Sonographers in the Southern HSC Trust are receiving specialist fetal cardiac training to help detect babies with heart defects during pregnancy scans.
Each year there are around 24,500 babies born in Northern Ireland. Around 200 babies will have a life-threatening heart condition.
Early detection of these heart defects before birth means the babies’ delivery and care after birth can be carefully planned to give every baby the best chance of survival.
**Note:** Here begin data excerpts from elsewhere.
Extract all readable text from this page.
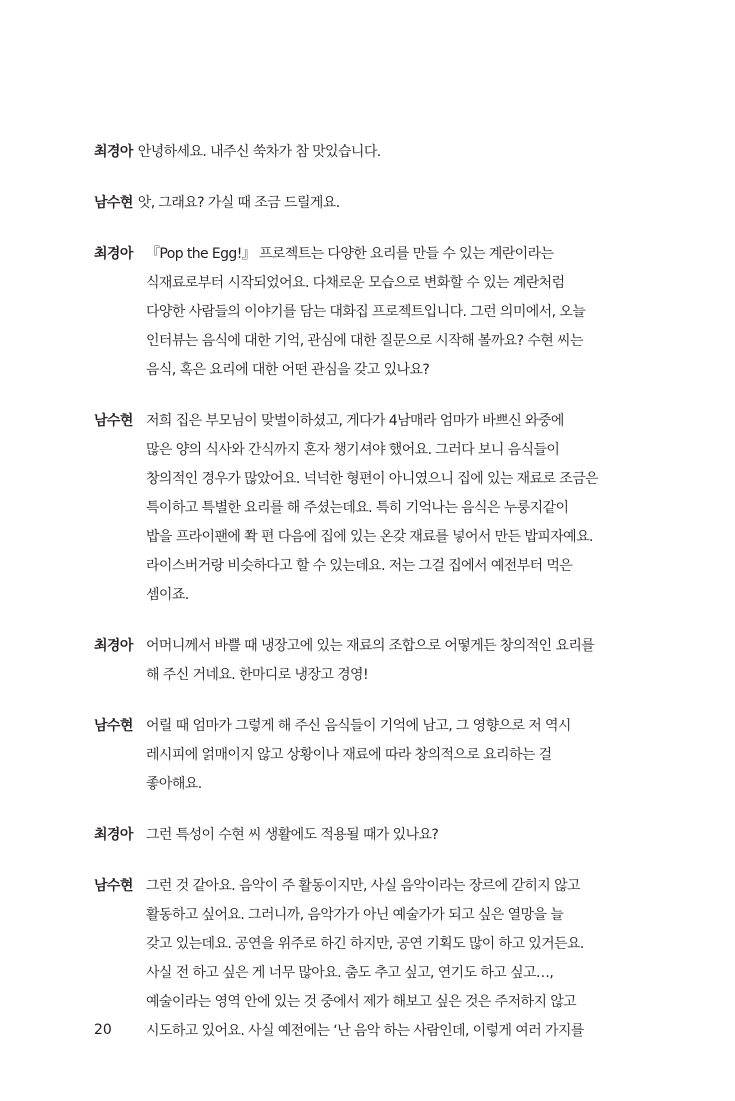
최경아 안녕하세요. 내주신 쑥차가 참 맛있습니다.
남수현 앗, 그래요? 가실 때 조금 드릴게요.
최경아 『Pop the Egg!』 프로젝트는 다양한 요리를 만들 수 있는 계란이라는
식재료로부터 시작되었어요. 다채로운 모습으로 변화할 수 있는 계란처럼
다양한 사람들의 이야기를 담는 대화집 프로젝트입니다. 그런 의미에서, 오늘
인터뷰는 음식에 대한 기억, 관심에 대한 질문으로 시작해 볼까요? 수현 씨는
음식, 혹은 요리에 대한 어떤 관심을 갖고 있나요?
남수현 저희 집은 부모님이 맞벌이하셨고, 게다가 4남매라 엄마가 바쁘신 와중에
많은 양의 식사와 간식까지 혼자 챙기셔야 했어요. 그러다 보니 음식들이
창의적인 경우가 많았어요. 넉넉한 형편이 아니였으니 집에 있는 재료로 조금은
특이하고 특별한 요리를 해 주셨는데요. 특히 기억나는 음식은 누룽지같이
밥을 프라이팬에 쫙 편 다음에 집에 있는 온갖 재료를 넣어서 만든 밥피자예요.
라이스버거랑 비슷하다고 할 수 있는데요. 저는 그걸 집에서 예전부터 먹은
셈이죠.
최경아 어머니께서 바쁠 때 냉장고에 있는 재료의 조합으로 어떻게든 창의적인 요리를
해 주신 거네요. 한마디로 냉장고 경영!
남수현 어릴 때 엄마가 그렇게 해 주신 음식들이 기억에 남고, 그 영향으로 저 역시
레시피에 얽매이지 않고 상황이나 재료에 따라 창의적으로 요리하는 걸
좋아해요.
최경아 그런 특성이 수현 씨 생활에도 적용될 때가 있나요?
남수현 그런 것 같아요. 음악이 주 활동이지만, 사실 음악이라는 장르에 갇히지 않고
활동하고 싶어요. 그러니까, 음악가가 아닌 예술가가 되고 싶은 열망을 늘
갖고 있는데요. 공연을 위주로 하긴 하지만, 공연 기획도 많이 하고 있거든요.
사실 전 하고 싶은 게 너무 많아요. 춤도 추고 싶고, 연기도 하고 싶고…,
예술이라는 영역 안에 있는 것 중에서 제가 해보고 싶은 것은 주저하지 않고
시도하고 있어요. 사실 예전에는 ‘난 음악 하는 사람인데, 이렇게 여러 가지를
20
Finding out that their baby has a heart condition before birth also helps prepare parents and families for the birth of their baby.
The charity Tiny Tickers, working with the Health and Social Care Board and the Public Health Agency, has committed to provide training to every sonographer who performs the 20 week scan in the Health and Social Care Trusts. More than 90 sonographers in hospitals across Northern Ireland will be provided with hands-on training to help them to detect congenital heart defects (or CHD) in babies.
The training will cover the most up-to-date recommendations on what sonographers should be looking for when they are looking at the heart as part of the 20-week scan.
There are five views of the heart which should be obtained during the scan. The most recent addition is the 3 vessel and trachea or 3VT view.
Sonographers attending the training will receive training on how best to carry out the cardiac part of the 20-week scan, including this relatively new addition to the scan.
The hands-on training is being made possible by generous funding provided by Tiny Tickers ambassadors, former champion jockey Sir Anthony (AP) McCoy and his wife Chanelle.
Tiny Tickers’ Chief Executive, Jon Arnold, said: “Tiny Tickers is here to help sonographers – giving them the skills and confidence to spot when a baby’s heart doesn’t look normal.
“Spotting a defect during a 20-week pregnancy scan can be very difficult, so we’re giving sonographers all the support we possibly can – including our experts going into local units across the country to train staff and theory conferences.
“We know the difference early detection makes for these babies and our training scheme is already delivering real measurable improvements.”
Dr Joanne McClean, Consultant, the Public Health Agency thanked Tiny Tickers for their support. Dr McClean said: “We are delighted to be working with Tiny Tickers on this project.
“The Tiny Tickers training is part of an initiative aimed at improving the antenatal and subsequent cardiac care available for children across the region.”